Roger Berkowitz, Plymouth
• • •
We’ve lived in St. Paul for 37 years; we believe that a small-business man from southwestern Minnesota — Marty Seifert — is the best candidate for governor (as opposed to the Star Tribune’s Aug. 4 endorsement of Jeff Johnson in the Republican primary).
Seifert bridges urban and rural voters. He works across party lines and socioeconomic differences. His broad experience in education, business and government makes him the most qualified contender to lead our state.
Paul and Diane Ebert, St. Paul
Why I support the newcomer in this case
Endorsing a relative newcomer can be difficult, especially when the incumbent has been in office for 42 years. However, I am honored to support Mohamud Noor in the DFL race for Minnesota House in District 60B. Noor brings a rare combination of serious policy credibility and a fresh perspective.

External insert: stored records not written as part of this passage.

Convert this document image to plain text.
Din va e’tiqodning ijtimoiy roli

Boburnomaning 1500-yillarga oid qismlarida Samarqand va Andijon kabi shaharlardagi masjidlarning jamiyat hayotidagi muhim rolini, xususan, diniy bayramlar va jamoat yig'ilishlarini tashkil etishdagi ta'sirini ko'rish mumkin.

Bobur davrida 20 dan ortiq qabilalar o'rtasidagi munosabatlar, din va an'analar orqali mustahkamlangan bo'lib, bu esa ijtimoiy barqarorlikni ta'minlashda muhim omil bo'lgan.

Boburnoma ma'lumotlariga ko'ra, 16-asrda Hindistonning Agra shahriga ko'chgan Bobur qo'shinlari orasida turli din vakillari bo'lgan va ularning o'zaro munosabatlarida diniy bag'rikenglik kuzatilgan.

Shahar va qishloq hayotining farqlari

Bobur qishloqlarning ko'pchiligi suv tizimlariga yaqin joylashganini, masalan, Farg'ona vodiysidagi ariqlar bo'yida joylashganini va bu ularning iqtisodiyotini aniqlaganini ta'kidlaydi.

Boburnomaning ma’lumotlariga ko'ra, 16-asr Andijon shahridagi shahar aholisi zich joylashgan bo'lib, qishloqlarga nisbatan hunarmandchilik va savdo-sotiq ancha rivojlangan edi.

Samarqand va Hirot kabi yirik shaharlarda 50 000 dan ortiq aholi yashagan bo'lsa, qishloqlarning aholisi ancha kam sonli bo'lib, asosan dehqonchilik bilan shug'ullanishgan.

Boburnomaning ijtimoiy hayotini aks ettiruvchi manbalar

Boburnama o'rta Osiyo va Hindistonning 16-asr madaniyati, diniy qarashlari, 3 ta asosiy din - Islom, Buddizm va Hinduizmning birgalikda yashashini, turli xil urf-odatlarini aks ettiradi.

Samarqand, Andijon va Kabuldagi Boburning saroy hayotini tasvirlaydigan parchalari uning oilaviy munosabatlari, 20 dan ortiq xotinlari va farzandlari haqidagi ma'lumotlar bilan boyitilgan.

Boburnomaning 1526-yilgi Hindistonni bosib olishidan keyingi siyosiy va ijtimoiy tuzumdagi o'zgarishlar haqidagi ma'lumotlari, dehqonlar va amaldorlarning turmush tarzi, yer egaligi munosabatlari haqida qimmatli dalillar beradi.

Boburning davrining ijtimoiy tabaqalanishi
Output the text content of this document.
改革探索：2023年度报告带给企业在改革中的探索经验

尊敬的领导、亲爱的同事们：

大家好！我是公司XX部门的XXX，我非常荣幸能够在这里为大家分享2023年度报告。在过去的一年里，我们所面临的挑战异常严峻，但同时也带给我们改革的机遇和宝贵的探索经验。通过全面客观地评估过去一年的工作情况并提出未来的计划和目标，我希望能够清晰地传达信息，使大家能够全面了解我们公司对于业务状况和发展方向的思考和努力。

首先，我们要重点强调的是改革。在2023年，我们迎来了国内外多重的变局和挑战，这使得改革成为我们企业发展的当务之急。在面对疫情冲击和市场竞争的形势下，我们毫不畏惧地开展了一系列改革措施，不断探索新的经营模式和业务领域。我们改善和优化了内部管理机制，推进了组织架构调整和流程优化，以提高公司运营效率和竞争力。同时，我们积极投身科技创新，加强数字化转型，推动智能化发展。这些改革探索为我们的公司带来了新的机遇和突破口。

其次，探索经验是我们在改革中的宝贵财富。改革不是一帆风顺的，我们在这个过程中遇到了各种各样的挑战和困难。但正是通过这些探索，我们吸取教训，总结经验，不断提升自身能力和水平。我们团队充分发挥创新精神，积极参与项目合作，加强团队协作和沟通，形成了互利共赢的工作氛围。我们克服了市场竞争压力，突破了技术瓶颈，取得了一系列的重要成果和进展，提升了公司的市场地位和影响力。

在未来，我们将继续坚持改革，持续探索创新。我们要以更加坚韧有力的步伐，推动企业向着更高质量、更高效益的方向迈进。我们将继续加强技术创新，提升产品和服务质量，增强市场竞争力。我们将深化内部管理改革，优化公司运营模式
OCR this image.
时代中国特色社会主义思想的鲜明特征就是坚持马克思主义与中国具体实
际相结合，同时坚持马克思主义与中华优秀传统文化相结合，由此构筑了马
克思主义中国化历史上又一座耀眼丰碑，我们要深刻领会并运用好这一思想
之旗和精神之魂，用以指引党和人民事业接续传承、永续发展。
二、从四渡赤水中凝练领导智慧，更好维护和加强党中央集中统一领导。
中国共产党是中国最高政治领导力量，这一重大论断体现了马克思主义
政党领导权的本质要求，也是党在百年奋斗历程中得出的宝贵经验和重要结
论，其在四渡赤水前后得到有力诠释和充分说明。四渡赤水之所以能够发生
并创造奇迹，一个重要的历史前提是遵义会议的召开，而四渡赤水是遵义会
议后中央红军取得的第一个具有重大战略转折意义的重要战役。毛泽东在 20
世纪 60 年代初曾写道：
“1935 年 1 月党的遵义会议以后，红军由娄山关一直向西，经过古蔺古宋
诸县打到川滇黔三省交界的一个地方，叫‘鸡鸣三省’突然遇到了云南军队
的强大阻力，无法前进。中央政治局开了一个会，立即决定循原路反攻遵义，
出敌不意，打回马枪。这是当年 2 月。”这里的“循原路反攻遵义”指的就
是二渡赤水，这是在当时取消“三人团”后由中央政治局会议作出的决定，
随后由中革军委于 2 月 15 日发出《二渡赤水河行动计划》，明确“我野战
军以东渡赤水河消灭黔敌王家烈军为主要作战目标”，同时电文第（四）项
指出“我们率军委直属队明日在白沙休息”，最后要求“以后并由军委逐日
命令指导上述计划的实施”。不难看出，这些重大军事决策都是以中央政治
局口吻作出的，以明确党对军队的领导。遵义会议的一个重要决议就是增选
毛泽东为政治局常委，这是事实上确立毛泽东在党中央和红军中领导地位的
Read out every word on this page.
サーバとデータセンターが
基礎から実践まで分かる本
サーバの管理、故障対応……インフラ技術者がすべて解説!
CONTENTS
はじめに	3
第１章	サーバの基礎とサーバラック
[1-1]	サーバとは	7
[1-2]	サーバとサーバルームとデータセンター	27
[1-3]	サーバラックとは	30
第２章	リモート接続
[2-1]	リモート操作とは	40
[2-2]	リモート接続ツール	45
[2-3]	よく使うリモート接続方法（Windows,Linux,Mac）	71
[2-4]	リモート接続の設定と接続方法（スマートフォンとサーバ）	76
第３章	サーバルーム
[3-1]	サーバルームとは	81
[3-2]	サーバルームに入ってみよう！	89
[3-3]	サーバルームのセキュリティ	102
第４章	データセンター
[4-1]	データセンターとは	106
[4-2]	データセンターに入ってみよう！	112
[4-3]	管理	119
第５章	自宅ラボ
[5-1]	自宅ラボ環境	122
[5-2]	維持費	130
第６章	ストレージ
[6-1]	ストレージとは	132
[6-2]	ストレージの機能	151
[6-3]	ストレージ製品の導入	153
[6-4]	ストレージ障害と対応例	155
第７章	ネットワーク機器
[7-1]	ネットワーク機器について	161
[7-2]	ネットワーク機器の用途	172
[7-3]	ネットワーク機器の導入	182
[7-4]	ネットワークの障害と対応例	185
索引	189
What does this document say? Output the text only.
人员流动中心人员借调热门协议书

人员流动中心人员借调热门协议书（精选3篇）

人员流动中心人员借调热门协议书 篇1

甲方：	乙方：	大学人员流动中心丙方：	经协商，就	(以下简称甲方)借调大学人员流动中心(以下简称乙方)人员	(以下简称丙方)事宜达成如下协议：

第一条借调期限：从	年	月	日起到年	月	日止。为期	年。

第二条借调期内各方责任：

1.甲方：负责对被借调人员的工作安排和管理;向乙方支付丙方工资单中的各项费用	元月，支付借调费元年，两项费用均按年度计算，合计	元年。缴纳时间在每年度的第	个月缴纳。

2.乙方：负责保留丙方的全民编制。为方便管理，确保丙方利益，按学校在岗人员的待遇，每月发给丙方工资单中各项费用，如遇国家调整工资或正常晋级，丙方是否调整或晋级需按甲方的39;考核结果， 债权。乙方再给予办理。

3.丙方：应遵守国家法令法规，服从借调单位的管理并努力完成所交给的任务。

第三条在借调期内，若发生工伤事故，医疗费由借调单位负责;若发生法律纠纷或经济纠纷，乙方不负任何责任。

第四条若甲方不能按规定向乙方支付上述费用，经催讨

Like the incumbent, Noor is not a native Minnesotan, but he has built a solid reputation as being hardworking and thoughtful, with a passion for education. He was appointed to the Minneapolis school board to replace the late Hussein Samatar because he understood key issues and could hit the ground running.
Noor and I met five years ago during my run for the Minneapolis Board of Estimate and Taxation, and in my conversations with him, he has shown a deep knowledge of the state budget and the lives of ordinary people, plus the ability to bring together a diverse community. A strong supporter of marriage equality — a stance that took courage — Noor is not afraid to work for what is right.
The incumbent has contributed much to our state, but the time has come to let another newcomer with a fresh and progressive agenda represent House District 60B. Noor’s dedication to representing everyone in a growing and changing district is admirable.
Please cast you vote for Noor in the Aug. 12 primary election.
David Wheeler, Minneapolis
The writer is president of the Minneapolis Board of Estimate and Taxation.